The Government of Canada has been taking governance and decision-making questions seriously in recent years. Among these initiatives are a new dedicated Minister of Rural Economic Development, a Rural Economic Development Strategy anchored by a Centre for Rural Economic Development, and the expansion of Regional Development Agencies (RDAs). The RDAs in particular have played a critical role during COVID-19 economic response and recovery, ensuring that tailored support reaches rural communities.

We know that historically, the federal government has had a difficult time engaging communities on their priorities and co-creating approaches or even devolving resources and decision-making authority. But the value of place-based economic strategies lies in their ability to leverage community knowledge from the ground up. The ability to effectively execute rural strategies lies in the ability for higher orders of government to approach issues with humility and trust local stakeholders with resources and power. Yet government programs are often burdened with narrow terms and conditions that presume superior understanding of local needs and are drafted in ways that prevent experimentation, local innovation, or learning from local experiences.

Seizing the opportunity

Canada’s rural communities are at a pivotal moment. Throughout much of the last half century, there has been compelling evidence that the future belonged to large cities. This is a moment to re-think that narrative and ensure sustainable and inclusive economic growth builds community well-being for people who live in communities of all sizes.

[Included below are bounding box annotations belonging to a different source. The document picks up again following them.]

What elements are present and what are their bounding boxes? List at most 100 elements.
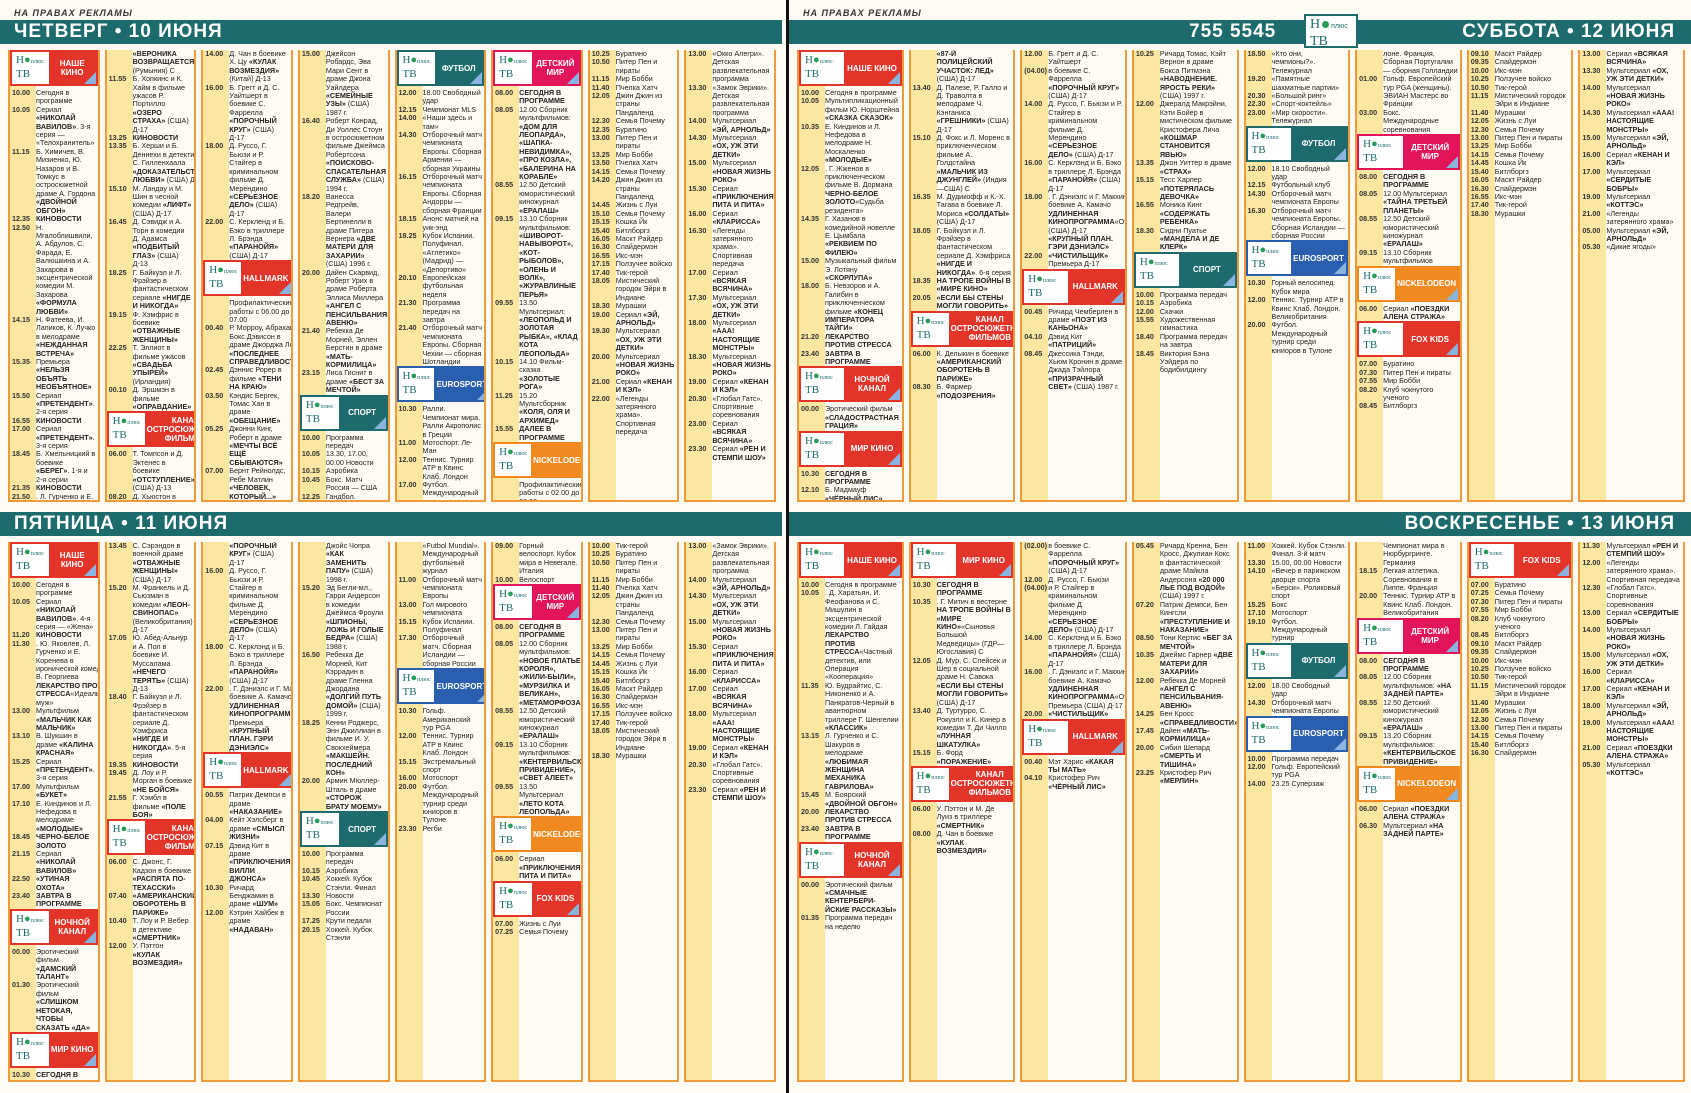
listing-time: 04.10 <box>1024 331 1043 341</box>
listing-text: Семья Почему <box>616 617 676 626</box>
listing-text: Мультсериал «Коттэс» <box>1606 760 1681 778</box>
listing-description: Б. Хмельницкий в боевике <box>36 449 96 467</box>
listing-item: 14.30 Мультсериал «ААА! Настоящие монстры… <box>1580 108 1683 134</box>
listing-text: Футбол. Международный турнир среди юниор… <box>423 782 483 825</box>
listing-item: 06.00 Т. Томпсон и Д. Эктенес в боевике «… <box>107 450 195 492</box>
listing-item: 12.00 Д. Руссо, Г. Бьюзи <box>1022 575 1125 584</box>
listing-description: Кенни Роджерс, Энн Джиллиан в фильме И. … <box>325 717 381 752</box>
listing-time <box>205 727 229 752</box>
listing-item: 14.00 23.25 Суперзаж <box>1246 779 1349 788</box>
listing-title: «Порочный круг» <box>229 116 277 134</box>
listing-text: Музыкальный фильм Э. Лотяну «Скорлупа» <box>825 256 900 282</box>
listing-description: 12.50 Детский юмористический киножурнал <box>1383 214 1439 240</box>
listing-text: 12.00 Сборник мультфильмов: «Дом для лео… <box>519 105 579 182</box>
listing-time: 14.00 <box>1024 99 1043 109</box>
listing-item: 00.45 Ричард Чемберлен в драме «Поэт из К… <box>1022 307 1125 333</box>
listing-title: «Распята по-техасски» <box>132 874 186 892</box>
listing-time: 09.35 <box>1470 647 1489 657</box>
listing-text: Моника Кинг «Содержать ребенка» <box>1160 201 1235 226</box>
ntv-plus-logo: Н●плюс ТВ <box>398 670 435 703</box>
listing-item: 14.45 Кошка Йк <box>1469 158 1572 167</box>
listing-title: «Сторож брату моему» <box>325 793 382 811</box>
listing-time: 10.15 <box>1135 298 1154 308</box>
listing-time: 19.00 <box>688 742 707 752</box>
listing-text: 15.20 Мультсборник «Коля, Оля и Архимед» <box>519 391 579 426</box>
listing-text: Жизнь с Луи <box>616 659 676 668</box>
listing-description: Буратино <box>615 50 647 58</box>
listing-time: 12.50 <box>12 222 30 232</box>
listing-item: (02.00) в боевике С. Фаррелла «Порочный к… <box>1022 542 1125 576</box>
listing-time: 07.20 <box>1135 599 1154 609</box>
listing-description: Битлборгз <box>1494 739 1529 749</box>
listing-description: Сериал <box>712 667 738 677</box>
listing-time: 10.30 <box>12 1069 30 1079</box>
listing-time: 08.00 <box>495 88 514 97</box>
listing-text: Сериал «Рен и Стемпи шоу» <box>712 444 772 462</box>
listing-title: «20 000 лье под водой» <box>1159 574 1226 593</box>
listing-text: Сериал «Претендент». 3-я серия <box>36 757 96 783</box>
listing-item: 13.00 «Окко Алегри». Детская развлекатель… <box>686 50 774 84</box>
listing-title: «Николай Вавилов» <box>36 113 77 131</box>
listing-time: 09.35 <box>205 501 229 502</box>
listing-item: 09.35Мэт Бэдист «Живая на мать» <box>203 501 291 502</box>
listing-item: 14.15 Семья Почему <box>590 650 678 659</box>
listing-title: «Подозрения» <box>936 390 996 400</box>
listing-time: 13.30 <box>301 891 320 901</box>
listing-item: 01.30 Эротический фильм «Слишком нетокая,… <box>10 981 98 1032</box>
listing-title: «Бег за мечтой» <box>1159 633 1233 651</box>
listing-description: Тик-герой <box>1494 200 1527 210</box>
listing-item: 13.00 Сериал «Всякая всячина» <box>1580 50 1683 67</box>
listing-time: 10.30 <box>912 580 931 589</box>
listing-item: 23.15 Лиса Гиснит в драме «Бест за Мечтой… <box>300 369 388 394</box>
listing-description: Чемпионат мира в Нюрбургринге. Германия <box>1383 542 1445 567</box>
listing-text: Сериал «Приключения Пита и Пита» <box>712 184 773 210</box>
listing-item: 08.55 12.50 Детский юмористический киножу… <box>1357 698 1460 733</box>
listing-time <box>302 542 326 584</box>
listing-text: «Замок Эврики». Детская развлекательная … <box>712 542 772 576</box>
schedule-column: 10.00 Тик-герой 10.25 Буратино 10.50 Питер Пе… <box>587 542 680 1082</box>
listing-text: Лекарство против стресса <box>825 807 900 825</box>
listing-text: «Futbol Mundial». Международный футбольн… <box>423 542 483 576</box>
listing-item: 08.55 12.50 Детский юмористический киножу… <box>493 706 581 741</box>
listing-item: 19.00 Мультсериал «ААА! Настоящие монстры… <box>1580 718 1683 744</box>
listing-text: Питер Пен и пираты <box>616 133 676 151</box>
listing-description: 13.10 Сборник мультфильмов: <box>519 214 571 232</box>
listing-title: «Эй, Арнольд» <box>712 583 771 593</box>
listing-title: «Реквием по филею» <box>825 239 877 257</box>
listing-description: М. Ландау и М. Шин в чесной комедии <box>132 183 183 210</box>
listing-description: С. Керклэнд и Б. Бэко в триллере Л. Брэн… <box>1048 633 1122 651</box>
listing-item: 09.35 Спайдермэн <box>1469 57 1572 66</box>
listing-time: 17.10 <box>1247 608 1266 618</box>
listing-description: Пчелка Хатч <box>615 583 658 593</box>
channel-header: Н●плюс ТВ ФУТБОЛ <box>396 50 485 86</box>
listing-time: 20.00 <box>1359 591 1378 601</box>
listing-time: 17.05 <box>108 633 127 643</box>
listing-title: «Ох, уж эти детки» <box>712 301 759 319</box>
listing-time: 17.30 <box>398 633 417 643</box>
listing-text: Ричард Чемберлен в драме «Поэт из Каньон… <box>1048 307 1123 333</box>
listing-text: Отборочный матч чемпионата Европы <box>1272 698 1347 716</box>
listing-item: 11.40 Мурашки <box>1469 108 1572 117</box>
listing-description: Семья Почему <box>615 208 665 218</box>
listing-description: Мир Бобби <box>1494 141 1532 151</box>
listing-text: «Вечер в парижском дворце спорта «Берси»… <box>1272 566 1347 601</box>
listing-suffix: (США) 1999 г. <box>325 700 381 719</box>
listing-description: Маскт Райдер <box>1494 638 1542 648</box>
listing-text: Профилактические работы с 06.00 до 07.00 <box>229 298 291 324</box>
listing-text: Д. Руссо, Г. Бьюзи и Р. Стайгер в кримин… <box>229 567 289 643</box>
listing-time: 15.20 <box>108 583 127 593</box>
listing-text: Джин Джин из страны Пандаленд <box>616 175 676 201</box>
listing-item: 12.00 Скачки <box>1134 307 1237 316</box>
listing-description: «Легенды затерянного храма» <box>1606 208 1674 227</box>
ntv-plus-logo: Н●плюс ТВ <box>12 910 49 943</box>
listing-description: Эротический фильм <box>36 946 79 965</box>
listing-text: Сериал «Кенан и Кэл» <box>1606 684 1681 702</box>
schedule-column: «Вероника возвращается» (Румыния) С 11.55… <box>104 50 197 502</box>
listing-description: Спайдермэн <box>1494 647 1537 657</box>
listing-item: 12.00 Ребекка Де Морней «Ангел с Пенсильв… <box>1134 676 1237 711</box>
ntv-plus-logo: Н●плюс ТВ <box>495 444 532 477</box>
listing-description: «Спорт-коктейль» <box>1271 99 1332 109</box>
listing-text: Мультфильм «Мальчик как мальчик» <box>36 706 96 732</box>
ntv-plus-logo: Н●плюс ТВ <box>108 821 145 854</box>
listing-description: Д. Хьюстон в фильме <box>132 491 177 501</box>
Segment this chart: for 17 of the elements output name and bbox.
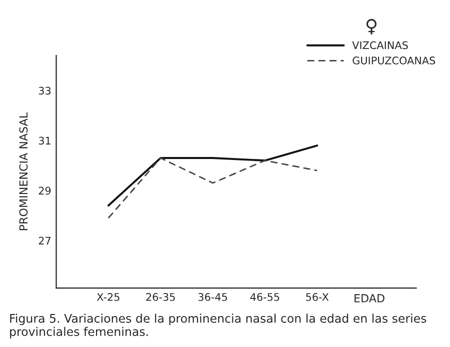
text: Figura 5. Variaciones de la prominencia nasal con la edad en las series provinciales femeninas.	[10, 314, 426, 338]
x-tick-label: 56-X	[306, 293, 329, 301]
x-tick-label: X-25	[96, 293, 120, 301]
line-series	[108, 157, 318, 219]
y-tick-label: 33	[38, 86, 51, 95]
legend-title: ♀	[366, 18, 377, 34]
y-tick-label: 29	[38, 186, 51, 195]
x-tick-label: 36-45	[198, 293, 227, 301]
x-tick-label: 26-35	[146, 293, 175, 301]
y-tick-label: 27	[38, 236, 50, 244]
line-series	[107, 144, 318, 206]
legend-label: VIZCAINAS	[352, 41, 408, 50]
legend-label: GUIPUZCOANAS	[352, 56, 436, 64]
x-tick-label: 46-55	[250, 293, 280, 301]
y-tick-label: 31	[38, 136, 50, 145]
y-axis-title: PROMINENCIA NASAL	[19, 112, 28, 230]
x-axis-title: EDAD	[354, 294, 384, 302]
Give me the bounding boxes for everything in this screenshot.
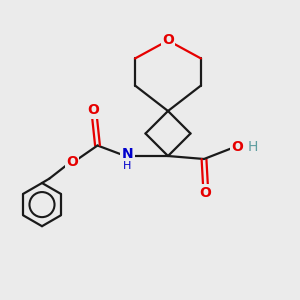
Text: N: N: [122, 148, 133, 161]
Text: O: O: [87, 103, 99, 117]
Text: O: O: [162, 34, 174, 47]
Text: O: O: [200, 186, 211, 200]
Text: H: H: [248, 140, 258, 154]
Text: O: O: [66, 155, 78, 169]
Text: H: H: [123, 160, 132, 171]
Text: O: O: [232, 140, 244, 154]
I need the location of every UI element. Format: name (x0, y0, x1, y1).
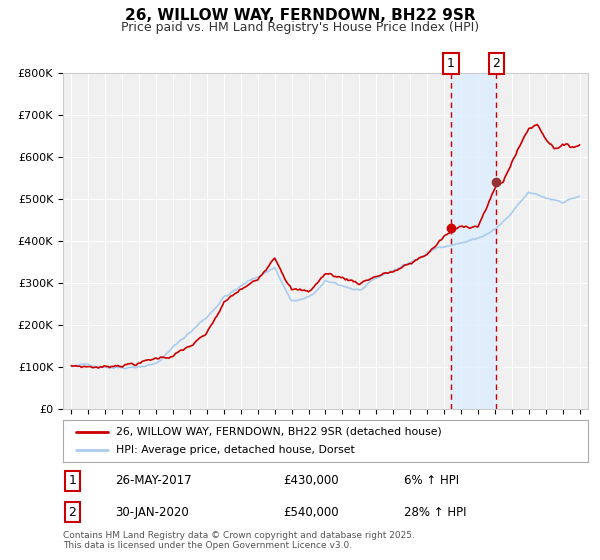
Text: 28% ↑ HPI: 28% ↑ HPI (404, 506, 467, 519)
Text: 2: 2 (68, 506, 76, 519)
Text: 26-MAY-2017: 26-MAY-2017 (115, 474, 192, 487)
Text: 26, WILLOW WAY, FERNDOWN, BH22 9SR: 26, WILLOW WAY, FERNDOWN, BH22 9SR (125, 8, 475, 24)
Text: 2: 2 (492, 57, 500, 70)
Text: £540,000: £540,000 (284, 506, 339, 519)
Text: £430,000: £430,000 (284, 474, 339, 487)
Text: 1: 1 (447, 57, 455, 70)
Text: 30-JAN-2020: 30-JAN-2020 (115, 506, 189, 519)
Text: HPI: Average price, detached house, Dorset: HPI: Average price, detached house, Dors… (115, 445, 354, 455)
Text: Contains HM Land Registry data © Crown copyright and database right 2025.
This d: Contains HM Land Registry data © Crown c… (63, 531, 415, 550)
Text: 6% ↑ HPI: 6% ↑ HPI (404, 474, 460, 487)
Bar (451, 73, 496, 409)
Text: 26, WILLOW WAY, FERNDOWN, BH22 9SR (detached house): 26, WILLOW WAY, FERNDOWN, BH22 9SR (deta… (115, 427, 441, 437)
Text: Price paid vs. HM Land Registry's House Price Index (HPI): Price paid vs. HM Land Registry's House … (121, 21, 479, 34)
Text: 1: 1 (68, 474, 76, 487)
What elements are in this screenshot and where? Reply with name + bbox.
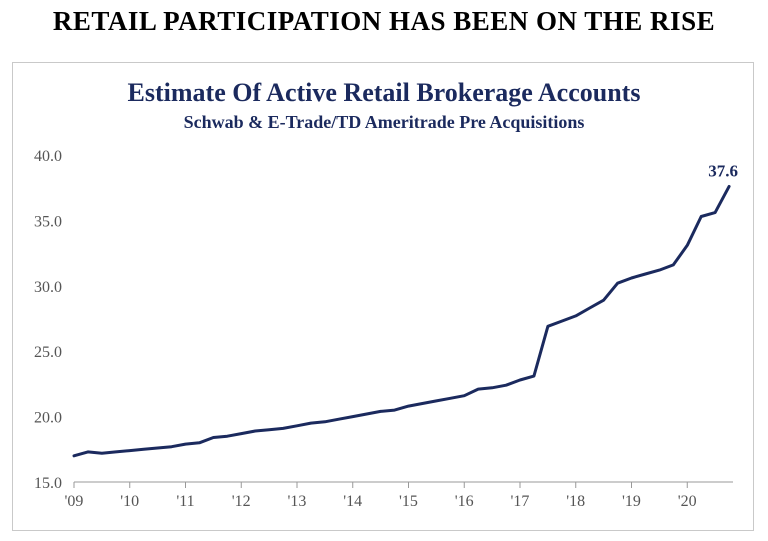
x-tick-label: '17 — [511, 493, 530, 510]
tick-labels: '09 '10 '11 '12 '13 '14 '15 '16 '17 '18 '19 '20 15.0… — [34, 148, 697, 510]
x-tick-label: '09 — [65, 493, 84, 510]
chart-subtitle: Schwab & E-Trade/TD Ameritrade Pre Acqui… — [183, 112, 585, 132]
y-tick-label: 40.0 — [34, 148, 62, 165]
series-layer — [72, 184, 731, 458]
y-tick-label: 35.0 — [34, 213, 62, 230]
x-tick-label: '14 — [343, 493, 362, 510]
page-heading: RETAIL PARTICIPATION HAS BEEN ON THE RIS… — [52, 6, 716, 36]
chart-title: Estimate Of Active Retail Brokerage Acco… — [127, 78, 641, 107]
x-tick-label: '18 — [566, 493, 585, 510]
x-tick-label: '10 — [120, 493, 139, 510]
x-tick-label: '11 — [176, 493, 194, 510]
x-tick-label: '15 — [399, 493, 418, 510]
axes — [73, 481, 733, 488]
x-tick-label: '12 — [232, 493, 251, 510]
x-tick-label: '16 — [455, 493, 474, 510]
y-tick-label: 25.0 — [34, 344, 62, 361]
x-tick-label: '13 — [288, 493, 307, 510]
x-tick-label: '19 — [622, 493, 641, 510]
series-line — [72, 184, 731, 458]
x-tick-label: '20 — [678, 493, 697, 510]
end-value-label: 37.6 — [708, 161, 738, 180]
y-tick-label: 20.0 — [34, 410, 62, 427]
chart-panel — [12, 62, 754, 531]
y-tick-label: 30.0 — [34, 279, 62, 296]
y-tick-label: 15.0 — [34, 475, 62, 492]
data-labels: 37.6 — [708, 161, 738, 180]
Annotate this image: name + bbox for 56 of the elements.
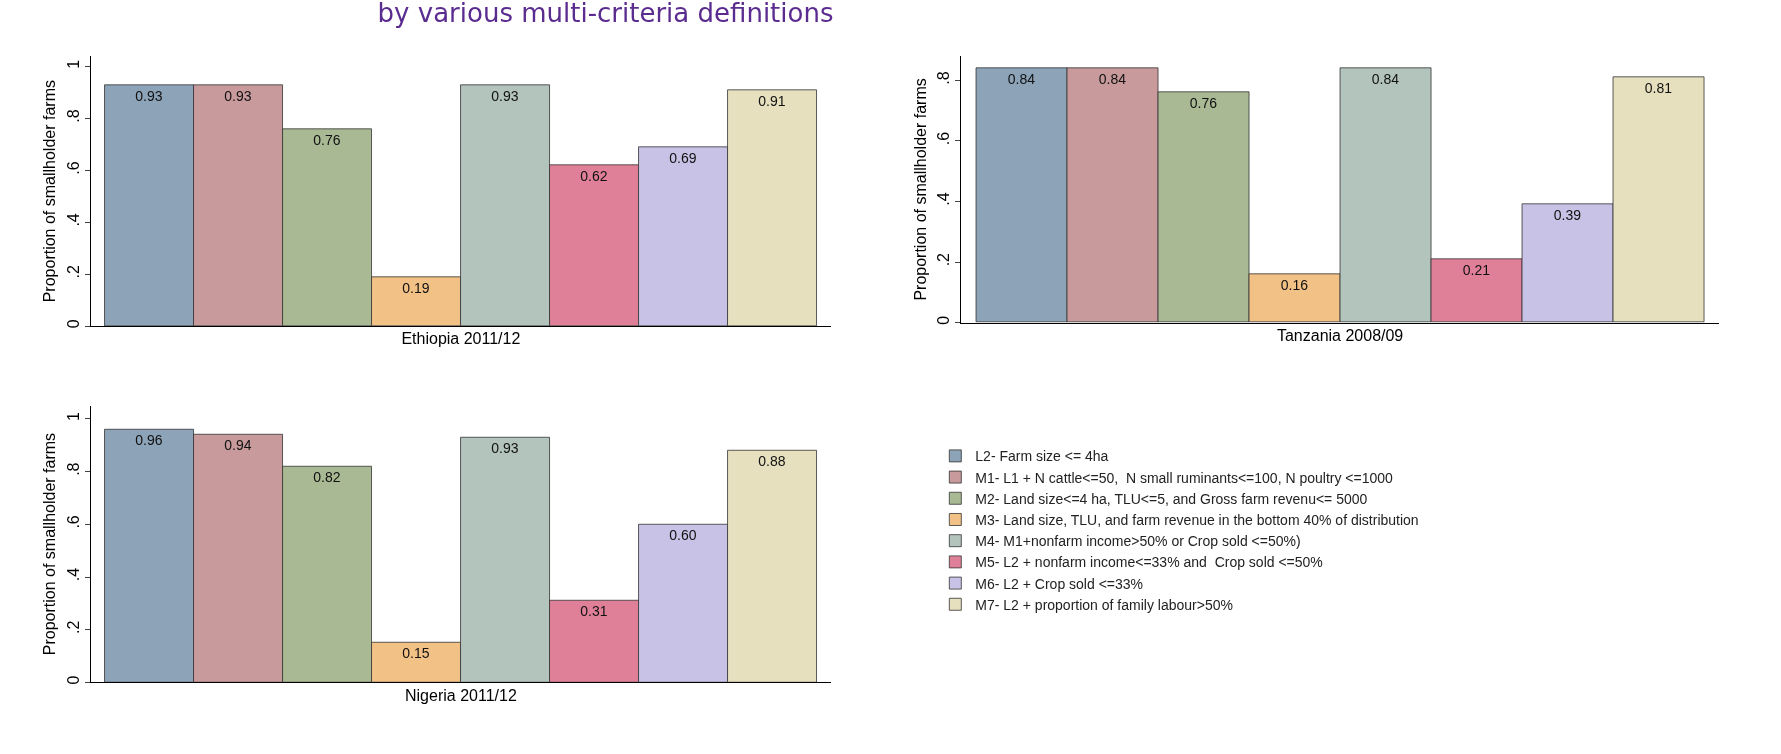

There is an opportunity to advance new economic and community development approaches in smaller communities in light of post-pandemic realities. Digital infrastructure, opportunities for distributed work, new connective infrastructure like rail, the opportunities for digital delivery of services, and the cost of housing are all impacting how people and businesses think about where they will work, live and invest in the future.

These new facts require policy-makers to reflect on the tools they use for economic and community development, and whether the assumptions and goals that underpin many of these tools are still the right ones. They require governments to make sure they have data at the community level that will allow them to understand what is happening and how to respond.

The resilience, dynamism and adaptability that has been built by rural communities in Canada may make these places uniquely equipped to flourish in this new chapter of disruption. To harness new possibilities, however, Canada’s decision-makers must come to these issues with humility, trust in the knowledge of local communities, and give greater primacy to rural leaders and local expertise in policy-making processes.